Funny Tweeter

Your daily dose of unadulterated funny tweets

Page of brittwastaken's best tweets

@brittwastaken : There's only two ways to do things: the easy way or the way I'm actually going to end up doing it.

@brittwastaken: Me: this weed is shit

*Fifteen minutes later*

Me: I wonder what this window tastes like

@brittwastaken: I'm all about the sex, drugs and rock n' roll until about nine because that's cocoa time.

@brittwastaken: If stalking people is so bad, why does Twitter keep giving us a list of people to follow?

@brittwastaken: My dog caught me petting another dog and now we have to start a couple's Facebook account.

@brittwastaken: Bring them an olive branch to show you can forgive but then beat them with it so they know you won't tolerate their brand of bullshit.

@brittwastaken: Want a way to lose weight? Swap the sugar in your coffee for cocaine. All the tachycardia and sweating, none of the calories.

@brittwastaken: I see you from across the room and falter.
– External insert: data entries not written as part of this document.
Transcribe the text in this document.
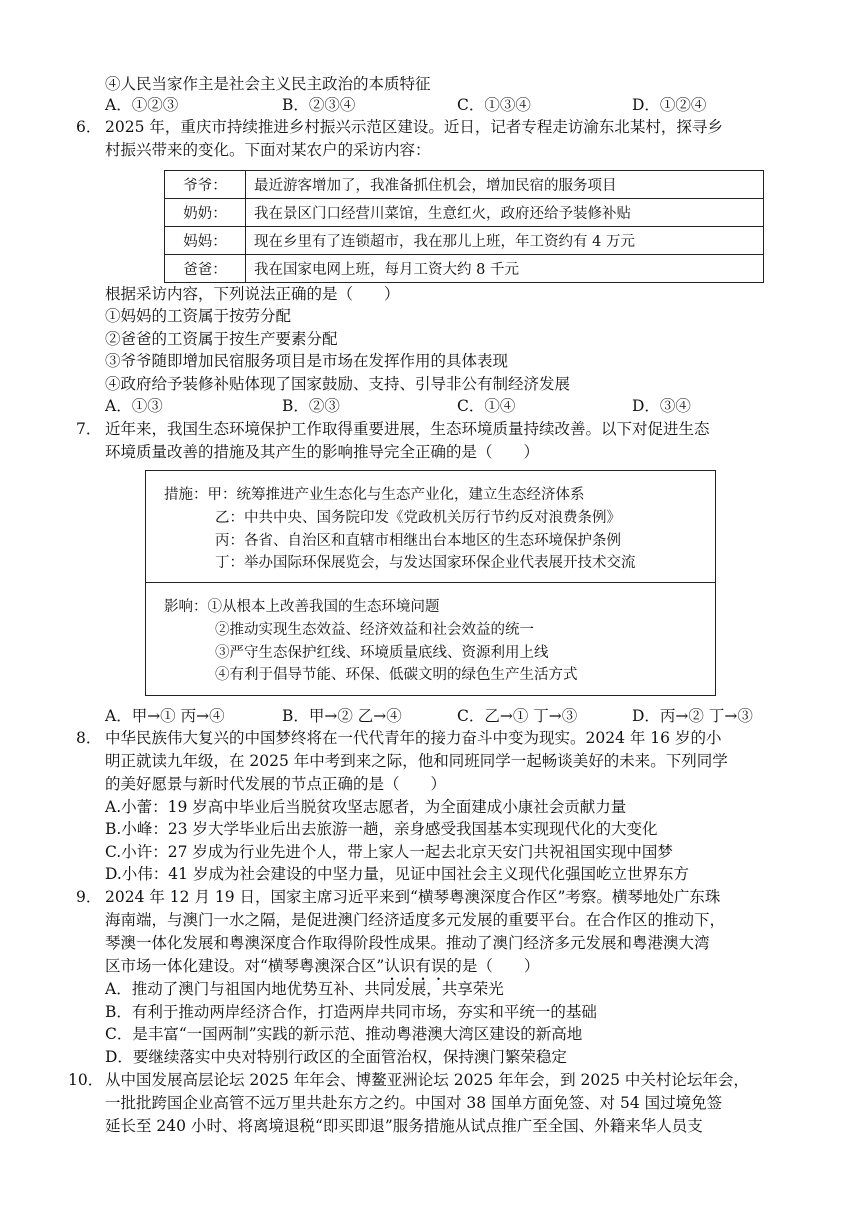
④人民当家作主是社会主义民主政治的本质特征
A．①②③	B．②③④	C．①③④	D．①②④
6． 2025 年，重庆市持续推进乡村振兴示范区建设。近日，记者专程走访渝东北某村，探寻乡
村振兴带来的变化。下面对某农户的采访内容：
爷爷：	最近游客增加了，我准备抓住机会，增加民宿的服务项目
奶奶：	我在景区门口经营川菜馆，生意红火，政府还给予装修补贴
妈妈：	现在乡里有了连锁超市，我在那儿上班，年工资约有 4 万元
爸爸：	我在国家电网上班，每月工资大约 8 千元
根据采访内容，下列说法正确的是（　　）
①妈妈的工资属于按劳分配
②爸爸的工资属于按生产要素分配
③爷爷随即增加民宿服务项目是市场在发挥作用的具体表现
④政府给予装修补贴体现了国家鼓励、支持、引导非公有制经济发展
A．①③	B．②③	C．①④	D．③④
7． 近年来，我国生态环境保护工作取得重要进展，生态环境质量持续改善。以下对促进生态
环境质量改善的措施及其产生的影响推导完全正确的是（　　）
措施：甲：统筹推进产业生态化与生态产业化，建立生态经济体系
乙：中共中央、国务院印发《党政机关厉行节约反对浪费条例》
丙：各省、自治区和直辖市相继出台本地区的生态环境保护条例
丁：举办国际环保展览会，与发达国家环保企业代表展开技术交流
影响：①从根本上改善我国的生态环境问题
②推动实现生态效益、经济效益和社会效益的统一
③严守生态保护红线、环境质量底线、资源利用上线
④有利于倡导节能、环保、低碳文明的绿色生产生活方式
A．甲→① 丙→④	B．甲→② 乙→④	C．乙→① 丁→③	D．丙→② 丁→③
8． 中华民族伟大复兴的中国梦终将在一代代青年的接力奋斗中变为现实。2024 年 16 岁的小
明正就读九年级，在 2025 年中考到来之际，他和同班同学一起畅谈美好的未来。下列同学
的美好愿景与新时代发展的节点正确的是（　　）
A.小蕾：19 岁高中毕业后当脱贫攻坚志愿者，为全面建成小康社会贡献力量
B.小峰：23 岁大学毕业后出去旅游一趟，亲身感受我国基本实现现代化的大变化
C.小许：27 岁成为行业先进个人，带上家人一起去北京天安门共祝祖国实现中国梦
D.小伟：41 岁成为社会建设的中坚力量，见证中国社会主义现代化强国屹立世界东方
9． 2024 年 12 月 19 日，国家主席习近平来到“横琴粤澳深度合作区”考察。横琴地处广东珠
海南端，与澳门一水之隔，是促进澳门经济适度多元发展的重要平台。在合作区的推动下，
琴澳一体化发展和粤澳深度合作取得阶段性成果。推动了澳门经济多元发展和粤港澳大湾
区市场一体化建设。对“横琴粤澳深合区”认识有误的是（　　）
A．推动了澳门与祖国内地优势互补、共同发展，共享荣光
B．有利于推动两岸经济合作，打造两岸共同市场，夯实和平统一的基础
C．是丰富“一国两制”实践的新示范、推动粤港澳大湾区建设的新高地
D．要继续落实中央对特别行政区的全面管治权，保持澳门繁荣稳定
10． 从中国发展高层论坛 2025 年年会、博鳌亚洲论坛 2025 年年会，到 2025 中关村论坛年会，
一批批跨国企业高管不远万里共赴东方之约。中国对 38 国单方面免签、对 54 国过境免签
延长至 240 小时、将离境退税“即买即退”服务措施从试点推广至全国、外籍来华人员支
My breath catches as my pupils dilate with desire.

You, a muffin, remain motionless.

@brittwastaken: I want to find a way to get women naked, rub them with lotion, and convince them to pay me for it at the end.

-The inventor of massage

@brittwastaken: Soccer mom:Is that apple organic?
Me:No idea.
SM: I hope you know the pesticides they spray on those will kill you.